There is a story behind every tattoo. Ink can be used to celebrate an achievement, commemorate a loss, artistic expression, or the result of a thoughtless decision. While the reasons for wanting to get a tattoo are varied, the reasons for wanting to get rid of it are simpler. Some people choose to have their tattoos removed just because they remind them of a period they want to forget. According to a study published in the Archives of Dermatology in July 2008, tattoo removal is linked to the wearer’s desire to “detach from the past and enhance a sense of self-identity.”
Just as getting a tattoo is a painful process that requires you to endure the sensation of repeatedly piercing the surface of your skin with a sharp needle, discoloration also requires a lot of effort. According to Andrea Catton Laser Clinic, there are several procedures that can make tattoos disappear, from laser treatment to salabrasion (using salt, water and an abrasive device to remove the top layers of the skin) and microdermabrasion.
However, there are rumors that there is a non-invasive way to remove tattoos: tattoo removal creams. Tattoo removal creams containing bleach claim that the ink will discolor. If that sounds too good to be true, here’s what experts have to say about the formula and effectiveness of tattoo removal creams.
Applying topical creams cannot completely erase your tattoo. According to LaserAll, tattoo removal creams contain active ingredients such as trichloroacetic acid (TCA), which exfoliates the outer layers of the skin, and hydroquinone, a bleaching agent that can whiten the tattoo area. These creams only exfoliate the top layer of the skin, the epidermis. But since tattoo ink often penetrates the inner layer of the skin called the dermis, using these creams will at best help the tattoo fade.
Also, the bleaching and exfoliating properties of tattoo removal creams can have serious side effects, especially for people with darker skin. Hydroquinone can cause inflammation, discolour the skin and leave a permanent light mark at the site of application.

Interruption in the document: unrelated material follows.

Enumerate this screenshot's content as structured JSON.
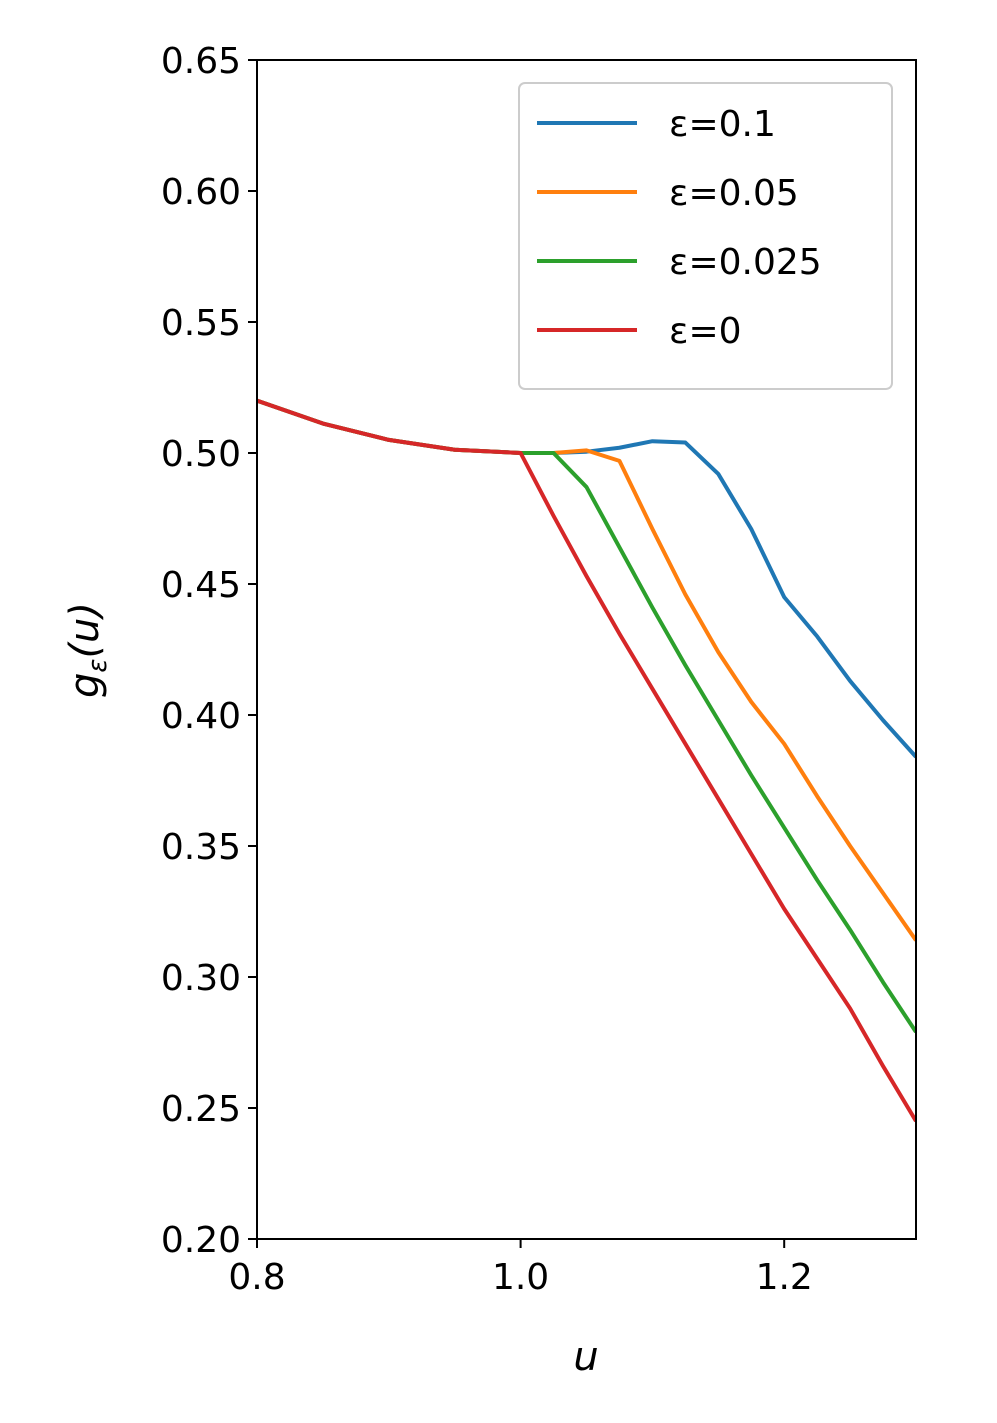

Board-certified dermatologist Dr. Robin Gmirek notes that TCA is only approved by the U.S. Food and Drug Administration (FDA) for office use by healthcare professionals, and Birdie says trying to use any product containing it at home can be problematic. . In fact, according to FDA dermatologist Dr. Markham Luke, there is currently no “do-it-yourself” approved (via the FDA) tattoo removal cream.
Although more painful, effective ways to remove tattoos are laser surgery and surgical removal by a healthcare professional, Heathline says.
Using concentrated light waves, laser surgery breaks the ink into smaller pieces, making them easier for the immune system to remove. The duration and cost of laser tattoo removal surgery will vary depending on the size and location of the tattoo to be removed. The larger and more detailed your tattoo, the more laser sessions you will need and the higher the total cost will be. Most people may need six to eight times to completely remove a tattoo (according to the Institute of Dermatology and Skin Cancer).
A treatment that requires only one course of treatment is surgical excision. According to the American Society of Plastic Surgeons, surgical removal involves cutting out the tattoo with a scalpel when the surrounding skin is numb from anesthesia. However, after the anesthesia wears off, this procedure can cause significant scarring and pain, so it is more suitable for smaller tattoos.
When it comes to tattoo removal, there is no one-size-fits-all treatment. The size, detail, and type of ink are all factors influencing the success of a treatment. If you are interested in tattoo removal, talk to your doctor about which treatment is best for you.